Home invasion thrillers like recent offerings The Strangers or the fabulous and terrifying Ils owe a debt of course to Michael Haneke’s genre defining Funny Games. With little ground left to cover, it’s impressive how director Todd Levin’s managed to create a neat little gem out of familiar trappings.
When a young couple (Milo Ventimiglia and Sarah Shahi), grieving over the death of their son, are awoken in the night by Sara Paxton’s anxious visitor they’re apprehensive at first about her story of masked men stalking her. However, once it becomes clear they’re in danger themselves, it’s not long before they’re the prey in a deadly game.
At a lean 80 minutes (a whole four minutes longer than the aforementioned, taut Ils) Static could never be accused of being just that. Throwing in the usual clichés – sudden window appearances, disappearing behind the car bonnet, the wounded wife – the first hour or so of Levin’s thriller isn’t the most original piece of cinema. Coupled with a mid-act twist you’ll see coming before the knock on the door, you might think Static has little to keep you watching. But do.

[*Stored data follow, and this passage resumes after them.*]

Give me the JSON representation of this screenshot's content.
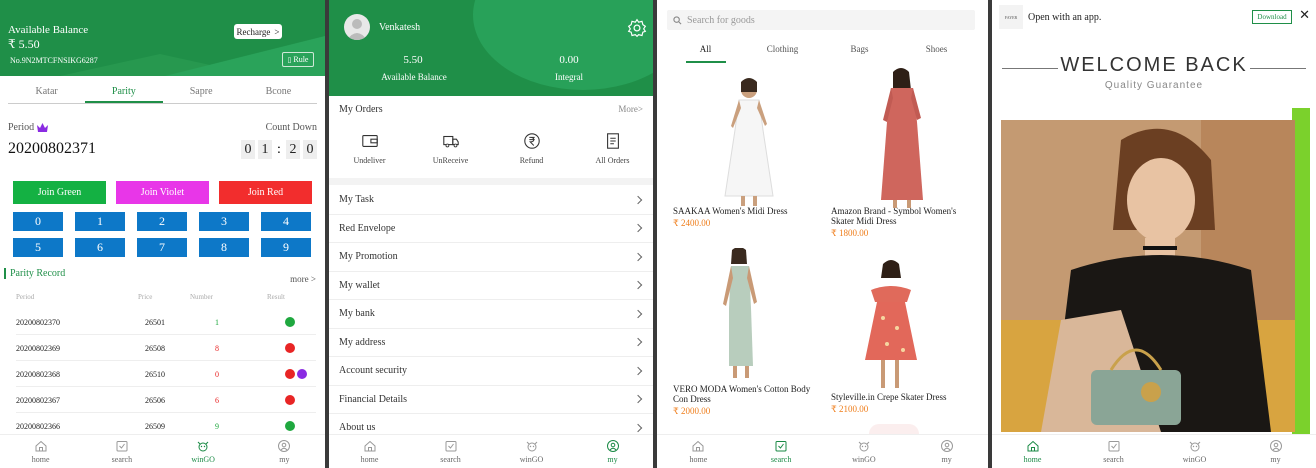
{
  "panel1": {
    "available_balance_label": "Available Balance",
    "balance": "₹ 5.50",
    "account_no": "No.9N2MTCFNSIKG6287",
    "recharge_label": "Recharge",
    "rule_label": "Rule",
    "tabs": [
      "Katar",
      "Parity",
      "Sapre",
      "Bcone"
    ],
    "active_tab": "Parity",
    "period_label": "Period",
    "countdown_label": "Count Down",
    "period_value": "20200802371",
    "countdown": [
      "0",
      "1",
      ":",
      "2",
      "0"
    ],
    "join_buttons": [
      {
        "label": "Join Green",
        "color": "#14b143"
      },
      {
        "label": "Join Violet",
        "color": "#e836e8"
      },
      {
        "label": "Join Red",
        "color": "#f22d2d"
      }
    ],
    "numbers": [
      "0",
      "1",
      "2",
      "3",
      "4",
      "5",
      "6",
      "7",
      "8",
      "9"
    ],
    "record_title": "Parity Record",
    "record_more": "more >",
    "record_headers": [
      "Period",
      "Price",
      "Number",
      "Result"
    ],
    "records": [
      {
        "period": "20200802370",
        "price": "26501",
        "number": "1",
        "num_color": "#1fa83f",
        "results": [
          "#1fa83f"
        ]
      },
      {
        "period": "20200802369",
        "price": "26508",
        "number": "8",
        "num_color": "#e82525",
        "results": [
          "#e82525"
        ]
      },
      {
        "period": "20200802368",
        "price": "26510",
        "number": "0",
        "num_color": "#e82525",
        "results": [
          "#e82525",
          "#8a2be2"
        ]
      },
      {
        "period": "20200802367",
        "price": "26506",
        "number": "6",
        "num_color": "#e82525",
        "results": [
          "#e82525"
        ]
      },
      {
        "period": "20200802366",
        "price": "26509",
        "number": "9",
        "num_color": "#1fa83f",
        "results": [
          "#1fa83f"
        ]
      }
    ],
    "nav": [
      {
        "label": "home",
        "icon": "home-icon",
        "active": false
      },
      {
        "label": "search",
        "icon": "search-icon",
        "active": false
      },
      {
        "label": "winGO",
        "icon": "wingo-icon",
        "active": true
      },
      {
        "label": "my",
        "icon": "my-icon",
        "active": false
      }
    ]
  },
  "panel2": {
    "username": "Venkatesh",
    "balance": "5.50",
    "balance_label": "Available Balance",
    "integral": "0.00",
    "integral_label": "Integral",
    "orders_title": "My Orders",
    "orders_more": "More>",
    "order_icons": [
      {
        "label": "Undeliver",
        "icon": "wallet-icon"
      },
      {
        "label": "UnReceive",
        "icon": "truck-icon"
      },
      {
        "label": "Refund",
        "icon": "rupee-icon"
      },
      {
        "label": "All Orders",
        "icon": "document-icon"
      }
    ],
    "menu": [
      "My Task",
      "Red Envelope",
      "My Promotion",
      "My wallet",
      "My bank",
      "My address",
      "Account security",
      "Financial Details",
      "About us"
    ],
    "nav": [
      {
        "label": "home",
        "icon": "home-icon",
        "active": false
      },
      {
        "label": "search",
        "icon": "search-icon",
        "active": false
      },
      {
        "label": "winGO",
        "icon": "wingo-icon",
        "active": false
      },
      {
        "label": "my",
        "icon": "my-icon",
        "active": true
      }
    ]
  },
  "panel3": {
    "search_placeholder": "Search for goods",
    "tabs": [
      "All",
      "Clothing",
      "Bags",
      "Shoes"
    ],
    "active_tab": "All",
    "products": [
      {
        "name": "SAAKAA Women's Midi Dress",
        "price": "₹ 2400.00",
        "color": "#f2f2f2"
      },
      {
        "name": "Amazon Brand - Symbol Women's Skater Midi Dress",
        "price": "₹ 1800.00",
        "color": "#d0675f"
      },
      {
        "name": "VERO MODA Women's Cotton Body Con Dress",
        "price": "₹ 2000.00",
        "color": "#b8cdbd"
      },
      {
        "name": "Styleville.in Crepe Skater Dress",
        "price": "₹ 2100.00",
        "color": "#e2685a"
      }
    ],
    "nav": [
      {
        "label": "home",
        "icon": "home-icon",
        "active": false
      },
      {
        "label": "search",
        "icon": "search-icon",
        "active": true
      },
      {
        "label": "winGO",
        "icon": "wingo-icon",
        "active": false
      },
      {
        "label": "my",
        "icon": "my-icon",
        "active": false
      }
    ]
  },
  "panel4": {
    "open_with_app": "Open with an app.",
    "logo_text": "FAYER",
    "download_label": "Download",
    "welcome": "WELCOME BACK",
    "quality": "Quality Guarantee",
    "nav": [
      {
        "label": "home",
        "icon": "home-icon",
        "active": true
      },
      {
        "label": "search",
        "icon": "search-icon",
        "active": false
      },
      {
        "label": "winGO",
        "icon": "wingo-icon",
        "active": false
      },
      {
        "label": "my",
        "icon": "my-icon",
        "active": false
      }
    ]
  }
}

That’s not to be say the performances (Paxton reviving a much creepier incarnation than last seen in The Innkeepers) aren’t up to scratch, with Ventimiglia proving a capable lead as the writer caught in a confusing trap and Shahi given a little more to do than scream and look scared.
But when it becomes clear exactly what these masked intruders are up to Levin’s film enters a rather different realm.
Whether you buy into that will very much affect your enjoyment of the film and though Levin throws in the kind of twist M. Night Shyamalan seems to have deserted, there’s a sense of completeness, when it comes, that makes Static stand out from the crowd. There’s nothing fuzzy about this film’s intentions then.